Ochrona jednego z gdańskich supermarketów przyłapała 58-latka na kradzieży wartej 7 zł kiełbasy. Groził mu za to mandat, on jednak poszedł na całość: gdy czekał w służbowym pomieszczeniu sklepu na przyjazd policji, okradł też kierowniczkę supermarketu.
Dla policji sprawa zaczęła się banalnie. Pracownik supermarketu poinformował dyżurnego komisariatu w Nowym Porcie, że ochrona sklepu zatrzymała mężczyznę, który próbował ukraść kiełbasę. W wypadku, gdy kradzież dotyczy przedmiotu o niewielkiej wartości, policja wystawia mandat. Funkcjonariusze pojechali więc do supermarketu ukarać sprawcę kradzieży.

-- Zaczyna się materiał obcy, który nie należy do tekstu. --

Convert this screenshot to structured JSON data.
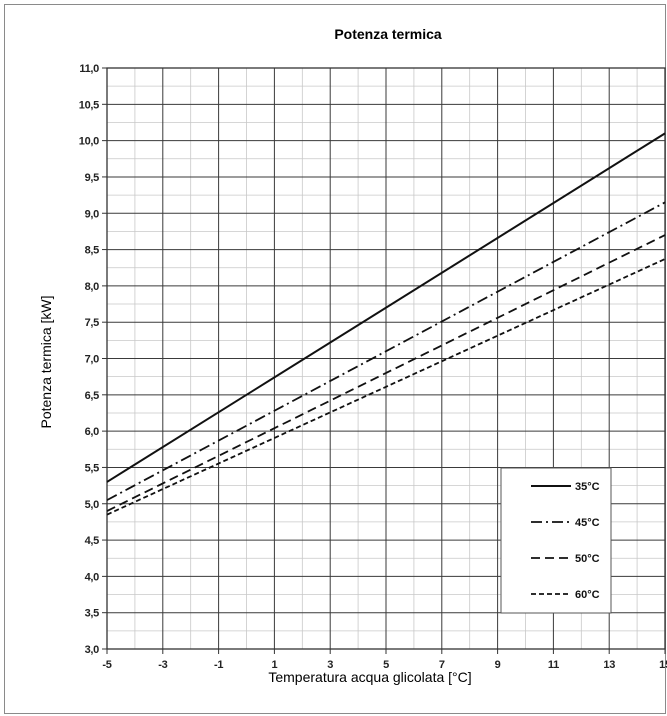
{
  "chart_data": {
    "type": "line",
    "title": "Potenza termica",
    "xlabel": "Temperatura acqua glicolata [°C]",
    "ylabel": "Potenza termica [kW]",
    "xlim": [
      -5,
      15
    ],
    "ylim": [
      3.0,
      11.0
    ],
    "x_ticks": [
      "-5",
      "-3",
      "-1",
      "1",
      "3",
      "5",
      "7",
      "9",
      "11",
      "13",
      "15"
    ],
    "y_ticks": [
      "3,0",
      "3,5",
      "4,0",
      "4,5",
      "5,0",
      "5,5",
      "6,0",
      "6,5",
      "7,0",
      "7,5",
      "8,0",
      "8,5",
      "9,0",
      "9,5",
      "10,0",
      "10,5",
      "11,0"
    ],
    "grid": true,
    "legend_position": "bottom-right",
    "series": [
      {
        "name": "35°C",
        "style": "solid",
        "x": [
          -5,
          15
        ],
        "values": [
          5.3,
          10.1
        ]
      },
      {
        "name": "45°C",
        "style": "dash-dot",
        "x": [
          -5,
          15
        ],
        "values": [
          5.05,
          9.15
        ]
      },
      {
        "name": "50°C",
        "style": "dashed",
        "x": [
          -5,
          15
        ],
        "values": [
          4.9,
          8.7
        ]
      },
      {
        "name": "60°C",
        "style": "short-dashed",
        "x": [
          -5,
          15
        ],
        "values": [
          4.85,
          8.37
        ]
      }
    ]
  }
}
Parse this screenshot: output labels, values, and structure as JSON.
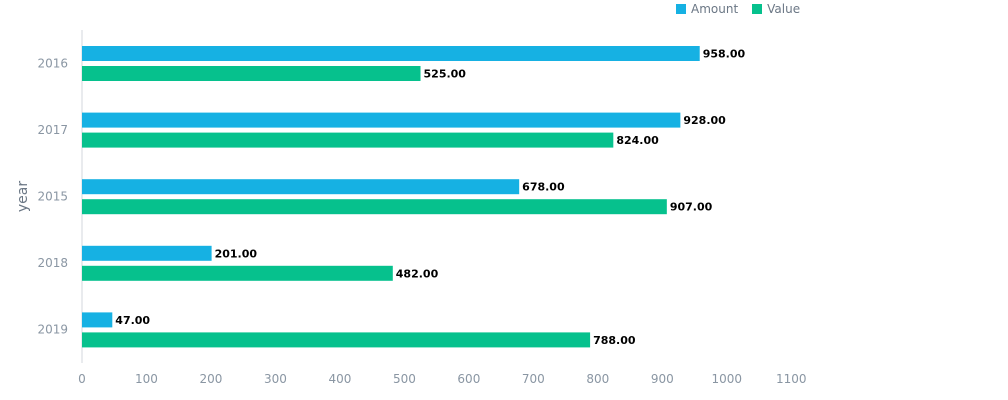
{
  "chart_data": {
    "type": "bar",
    "orientation": "horizontal",
    "ylabel": "year",
    "xlabel": "",
    "categories": [
      "2016",
      "2017",
      "2015",
      "2018",
      "2019"
    ],
    "series": [
      {
        "name": "Amount",
        "color": "#16b1e3",
        "values": [
          958,
          928,
          678,
          201,
          47
        ],
        "labels": [
          "958.00",
          "928.00",
          "678.00",
          "201.00",
          "47.00"
        ]
      },
      {
        "name": "Value",
        "color": "#06c18d",
        "values": [
          525,
          824,
          907,
          482,
          788
        ],
        "labels": [
          "525.00",
          "824.00",
          "907.00",
          "482.00",
          "788.00"
        ]
      }
    ],
    "xlim": [
      0,
      1100
    ],
    "xticks": [
      "0",
      "100",
      "200",
      "300",
      "400",
      "500",
      "600",
      "700",
      "800",
      "900",
      "1000",
      "1100"
    ],
    "grid": false,
    "legend_position": "top"
  }
}
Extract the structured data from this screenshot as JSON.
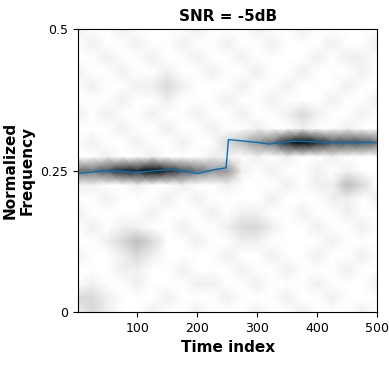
{
  "chart_data": {
    "type": "heatmap",
    "title": "SNR = -5dB",
    "x_label": "Time index",
    "y_label": "Normalized\nFrequency",
    "xlim": [
      1,
      500
    ],
    "xticks": [
      100,
      200,
      300,
      400,
      500
    ],
    "ylim": [
      0,
      0.5
    ],
    "yticks": [
      0,
      0.25,
      0.5
    ],
    "grid": false,
    "x": [
      0,
      25,
      50,
      75,
      100,
      125,
      150,
      175,
      200,
      225,
      250,
      275,
      300,
      325,
      350,
      375,
      400,
      425,
      450,
      475,
      500
    ],
    "y": [
      0,
      0.025,
      0.05,
      0.075,
      0.1,
      0.125,
      0.15,
      0.175,
      0.2,
      0.225,
      0.25,
      0.275,
      0.3,
      0.325,
      0.35,
      0.375,
      0.4,
      0.425,
      0.45,
      0.475,
      0.5
    ],
    "cells": [
      [
        2,
        3,
        2,
        1,
        1,
        2,
        1,
        1,
        2,
        1,
        1,
        1,
        2,
        1,
        1,
        2,
        1,
        1,
        1,
        2,
        1
      ],
      [
        3,
        3,
        2,
        1,
        1,
        1,
        2,
        1,
        1,
        1,
        2,
        1,
        1,
        1,
        2,
        1,
        1,
        2,
        1,
        1,
        1
      ],
      [
        1,
        2,
        1,
        1,
        2,
        1,
        1,
        1,
        2,
        2,
        1,
        1,
        2,
        1,
        1,
        1,
        2,
        1,
        1,
        1,
        2
      ],
      [
        1,
        1,
        1,
        2,
        2,
        1,
        1,
        2,
        1,
        1,
        1,
        2,
        1,
        1,
        2,
        1,
        1,
        1,
        2,
        1,
        1
      ],
      [
        2,
        1,
        1,
        2,
        3,
        2,
        1,
        1,
        1,
        1,
        2,
        1,
        1,
        2,
        1,
        1,
        2,
        1,
        1,
        2,
        1
      ],
      [
        1,
        1,
        2,
        3,
        4,
        3,
        1,
        1,
        2,
        1,
        1,
        2,
        2,
        1,
        1,
        1,
        1,
        2,
        1,
        1,
        1
      ],
      [
        1,
        2,
        1,
        2,
        2,
        1,
        1,
        2,
        1,
        1,
        2,
        3,
        3,
        2,
        1,
        1,
        2,
        1,
        1,
        2,
        1
      ],
      [
        2,
        1,
        1,
        1,
        1,
        2,
        1,
        1,
        1,
        2,
        1,
        2,
        2,
        1,
        1,
        2,
        1,
        1,
        2,
        1,
        1
      ],
      [
        1,
        1,
        2,
        1,
        1,
        1,
        2,
        1,
        2,
        1,
        1,
        1,
        1,
        2,
        1,
        1,
        1,
        2,
        2,
        1,
        2
      ],
      [
        2,
        2,
        1,
        1,
        2,
        1,
        1,
        2,
        1,
        1,
        2,
        1,
        1,
        1,
        2,
        1,
        2,
        2,
        4,
        3,
        1
      ],
      [
        6,
        6,
        7,
        8,
        8,
        9,
        8,
        7,
        6,
        5,
        5,
        2,
        1,
        2,
        1,
        1,
        2,
        1,
        2,
        1,
        1
      ],
      [
        1,
        1,
        2,
        1,
        1,
        2,
        1,
        1,
        1,
        2,
        2,
        1,
        2,
        1,
        2,
        1,
        1,
        2,
        1,
        1,
        1
      ],
      [
        1,
        2,
        1,
        1,
        2,
        1,
        1,
        2,
        1,
        1,
        3,
        4,
        5,
        6,
        8,
        9,
        8,
        7,
        7,
        7,
        6
      ],
      [
        1,
        1,
        1,
        2,
        1,
        1,
        2,
        1,
        1,
        2,
        1,
        1,
        2,
        1,
        1,
        2,
        1,
        1,
        2,
        1,
        1
      ],
      [
        2,
        1,
        2,
        1,
        1,
        2,
        1,
        1,
        2,
        1,
        1,
        2,
        1,
        1,
        2,
        3,
        2,
        1,
        1,
        2,
        1
      ],
      [
        1,
        1,
        1,
        2,
        1,
        1,
        2,
        1,
        1,
        1,
        2,
        1,
        1,
        2,
        1,
        1,
        1,
        2,
        1,
        1,
        2
      ],
      [
        1,
        2,
        1,
        1,
        2,
        2,
        3,
        2,
        1,
        1,
        1,
        2,
        1,
        1,
        2,
        1,
        1,
        1,
        2,
        1,
        1
      ],
      [
        2,
        1,
        1,
        2,
        1,
        1,
        2,
        1,
        1,
        2,
        1,
        1,
        2,
        1,
        1,
        2,
        1,
        1,
        1,
        2,
        1
      ],
      [
        1,
        1,
        2,
        1,
        1,
        2,
        1,
        1,
        2,
        1,
        1,
        2,
        1,
        1,
        1,
        1,
        2,
        1,
        2,
        2,
        1
      ],
      [
        1,
        2,
        1,
        1,
        2,
        1,
        1,
        2,
        1,
        1,
        2,
        1,
        1,
        2,
        1,
        1,
        1,
        2,
        1,
        1,
        2
      ],
      [
        2,
        1,
        1,
        2,
        1,
        1,
        1,
        1,
        2,
        1,
        1,
        1,
        2,
        1,
        1,
        2,
        1,
        1,
        1,
        1,
        1
      ]
    ],
    "series": [
      {
        "type": "line",
        "color": "#0072bd",
        "x": [
          1,
          50,
          100,
          130,
          160,
          200,
          230,
          248,
          252,
          300,
          320,
          360,
          420,
          500
        ],
        "values": [
          0.245,
          0.25,
          0.247,
          0.25,
          0.252,
          0.245,
          0.252,
          0.255,
          0.305,
          0.3,
          0.297,
          0.302,
          0.3,
          0.3
        ]
      }
    ]
  }
}
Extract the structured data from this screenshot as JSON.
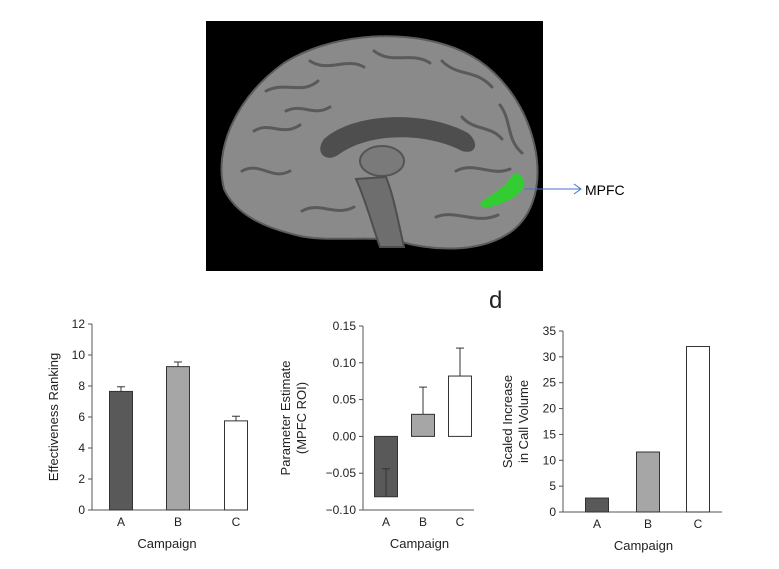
{
  "brain_image": {
    "roi_label": "MPFC",
    "background": "#000000",
    "roi_color": "#33cc33"
  },
  "panel_letter": "d",
  "chart_data": [
    {
      "type": "bar",
      "categories": [
        "A",
        "B",
        "C"
      ],
      "values": [
        7.65,
        9.25,
        5.75
      ],
      "errors": [
        0.3,
        0.3,
        0.3
      ],
      "colors": [
        "#595959",
        "#a6a6a6",
        "#ffffff"
      ],
      "xlabel": "Campaign",
      "ylabel": "Effectiveness Ranking",
      "ylim": [
        0,
        12
      ],
      "yticks": [
        0,
        2,
        4,
        6,
        8,
        10,
        12
      ],
      "ytick_labels": [
        "0",
        "2",
        "4",
        "6",
        "8",
        "10",
        "12"
      ],
      "grid": false
    },
    {
      "type": "bar",
      "categories": [
        "A",
        "B",
        "C"
      ],
      "values": [
        -0.082,
        0.03,
        0.082
      ],
      "errors": [
        0.038,
        0.037,
        0.038
      ],
      "colors": [
        "#595959",
        "#a6a6a6",
        "#ffffff"
      ],
      "xlabel": "Campaign",
      "ylabel": [
        "Parameter Estimate",
        "(MPFC ROI)"
      ],
      "ylim": [
        -0.1,
        0.15
      ],
      "yticks": [
        -0.1,
        -0.05,
        0,
        0.05,
        0.1,
        0.15
      ],
      "ytick_labels": [
        "−0.10",
        "−0.05",
        "0.00",
        "0.05",
        "0.10",
        "0.15"
      ],
      "grid": false
    },
    {
      "type": "bar",
      "categories": [
        "A",
        "B",
        "C"
      ],
      "values": [
        2.7,
        11.6,
        32.0
      ],
      "errors": [
        0,
        0,
        0
      ],
      "colors": [
        "#595959",
        "#a6a6a6",
        "#ffffff"
      ],
      "xlabel": "Campaign",
      "ylabel": [
        "Scaled Increase",
        "in Call Volume"
      ],
      "ylim": [
        0,
        35
      ],
      "yticks": [
        0,
        5,
        10,
        15,
        20,
        25,
        30,
        35
      ],
      "ytick_labels": [
        "0",
        "5",
        "10",
        "15",
        "20",
        "25",
        "30",
        "35"
      ],
      "grid": false
    }
  ]
}
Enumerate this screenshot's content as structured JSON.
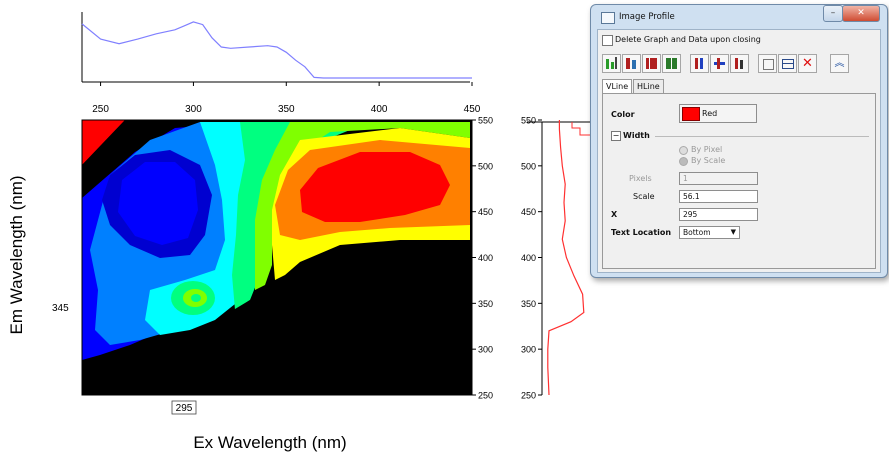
{
  "chart_data": {
    "type": "heatmap",
    "xlabel": "Ex Wavelength (nm)",
    "ylabel": "Em Wavelength (nm)",
    "xlim": [
      240,
      450
    ],
    "ylim": [
      250,
      550
    ],
    "x_ticks": [
      "250",
      "300",
      "350",
      "400",
      "450"
    ],
    "y_ticks": [
      "250",
      "300",
      "350",
      "400",
      "450",
      "500",
      "550"
    ],
    "crosshair_x": "295",
    "crosshair_y": "345",
    "colormap": [
      "#000000",
      "#0000ff",
      "#0080ff",
      "#00ffff",
      "#00ff80",
      "#80ff00",
      "#ffff00",
      "#ff8000",
      "#ff0000"
    ],
    "top_profile": {
      "description_color": "#8080ff",
      "x": [
        240,
        250,
        260,
        270,
        280,
        290,
        295,
        300,
        305,
        310,
        315,
        320,
        330,
        340,
        345,
        350,
        355,
        360,
        365,
        370,
        400,
        450
      ],
      "y": [
        0.85,
        0.62,
        0.55,
        0.62,
        0.7,
        0.76,
        0.82,
        0.88,
        0.84,
        0.64,
        0.5,
        0.48,
        0.5,
        0.52,
        0.5,
        0.42,
        0.3,
        0.2,
        0.04,
        0.03,
        0.03,
        0.03
      ]
    },
    "right_profile": {
      "color": "#ff3030",
      "y": [
        250,
        280,
        300,
        320,
        330,
        340,
        360,
        380,
        400,
        420,
        440,
        460,
        480,
        500,
        520,
        540,
        550
      ],
      "value": [
        0.12,
        0.1,
        0.1,
        0.12,
        0.5,
        0.72,
        0.7,
        0.55,
        0.42,
        0.35,
        0.4,
        0.38,
        0.4,
        0.35,
        0.32,
        0.3,
        0.3
      ]
    }
  },
  "dialog": {
    "title": "Image Profile",
    "delete_option": "Delete Graph and Data upon closing",
    "tabs": [
      "VLine",
      "HLine"
    ],
    "color_label": "Color",
    "color_value": "Red",
    "color_swatch": "#ff0000",
    "width_label": "Width",
    "by_pixel": "By Pixel",
    "by_scale": "By Scale",
    "pixels_label": "Pixels",
    "pixels_value": "1",
    "scale_label": "Scale",
    "scale_value": "56.1",
    "x_label": "X",
    "x_value": "295",
    "text_location_label": "Text Location",
    "text_location_value": "Bottom",
    "toolbar_icons": [
      "bar-green-icon",
      "bar-red-icon",
      "bar-grid-icon",
      "bar-grid2-icon",
      "hline-blue-icon",
      "hline-red-icon",
      "vline-red-icon",
      "export-icon",
      "copy-icon",
      "close-red-icon",
      "collapse-icon"
    ]
  }
}
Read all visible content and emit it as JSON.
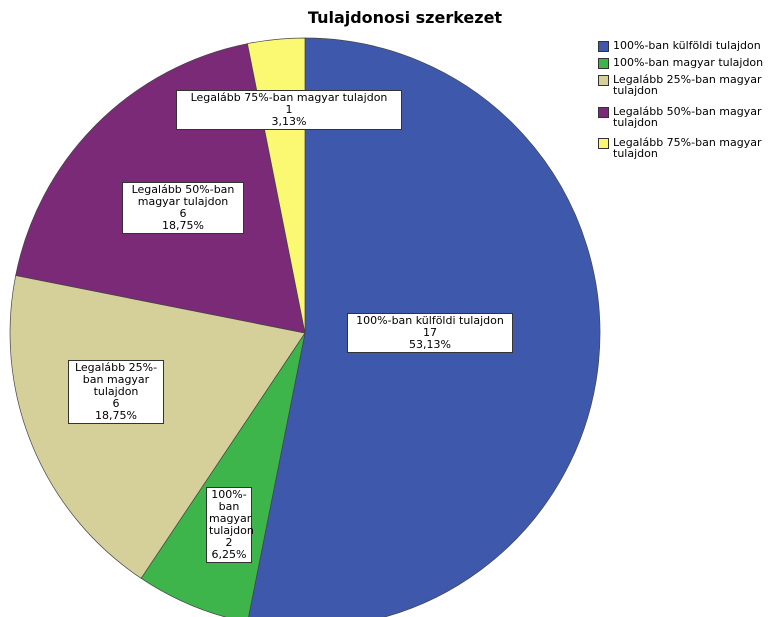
{
  "chart_data": {
    "type": "pie",
    "title": "Tulajdonosi szerkezet",
    "categories": [
      "100%-ban külföldi tulajdon",
      "100%-ban magyar tulajdon",
      "Legalább 25%-ban magyar tulajdon",
      "Legalább 50%-ban magyar tulajdon",
      "Legalább 75%-ban magyar tulajdon"
    ],
    "values": [
      17,
      2,
      6,
      6,
      1
    ],
    "percentages": [
      53.13,
      6.25,
      18.75,
      18.75,
      3.13
    ],
    "percentage_labels": [
      "53,13%",
      "6,25%",
      "18,75%",
      "18,75%",
      "3,13%"
    ],
    "colors": [
      "#3e58ac",
      "#3eb54a",
      "#d5cf9a",
      "#7a2a77",
      "#fbf872"
    ],
    "legend": "right"
  }
}
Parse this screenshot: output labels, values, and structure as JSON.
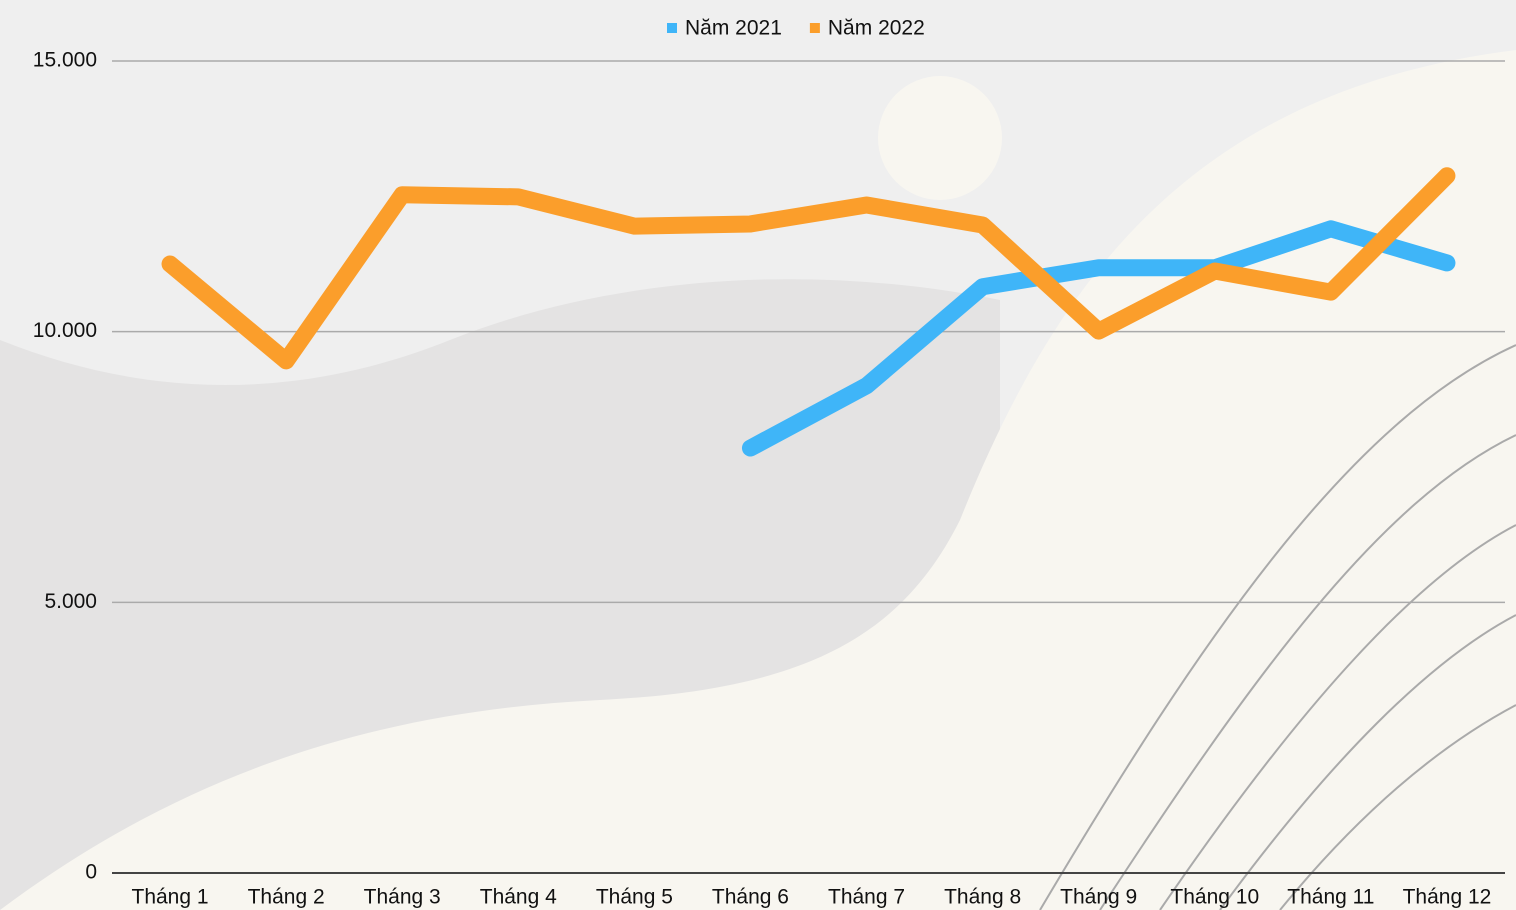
{
  "chart_data": {
    "type": "line",
    "categories": [
      "Tháng 1",
      "Tháng 2",
      "Tháng 3",
      "Tháng 4",
      "Tháng 5",
      "Tháng 6",
      "Tháng 7",
      "Tháng 8",
      "Tháng 9",
      "Tháng 10",
      "Tháng 11",
      "Tháng 12"
    ],
    "series": [
      {
        "name": "Năm 2021",
        "color": "#3fb5f8",
        "values": [
          null,
          null,
          null,
          null,
          null,
          7850,
          9000,
          10830,
          11180,
          11180,
          11900,
          11270
        ]
      },
      {
        "name": "Năm 2022",
        "color": "#fb9e2b",
        "values": [
          11250,
          9460,
          12530,
          12490,
          11950,
          11990,
          12340,
          11970,
          10010,
          11120,
          10730,
          12880
        ]
      }
    ],
    "ylim": [
      0,
      15000
    ],
    "yticks": [
      {
        "value": 0,
        "label": "0"
      },
      {
        "value": 5000,
        "label": "5.000"
      },
      {
        "value": 10000,
        "label": "10.000"
      },
      {
        "value": 15000,
        "label": "15.000"
      }
    ],
    "grid": true,
    "legend": "top"
  }
}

Na miejscu 58-latek otrzymał więc mandat na 50 zł. Policjanci - chcąc sprawdzić, czy mężczyzna nie ukradł ze sklepu innych produktów, postanowili go jeszcze przeszukać. Wyniki przeszukania najbardziej zdziwiły kierowniczkę sklepu.
-
Okazało się, że w kieszeni kurtki mężczyzna miał należące do niej telefon i pieniądze, które, czekając na przyjazd policji, gdy kobieta na chwilę odwróciła wzrok, wyciągnął z jej portfela - mówi podkom.
Magdalena Michalewska z Komendy Miejskiej Policji w Gdańsku.
Mężczyzna jeszcze w czwartek zgodził się dobrowolnie poddać karze sześciu miesięcy więzienia w zawieszeniu na dwa lata. Zapłaci też - oprócz mandatu - grzywnę w wysokości tysiąca złotych.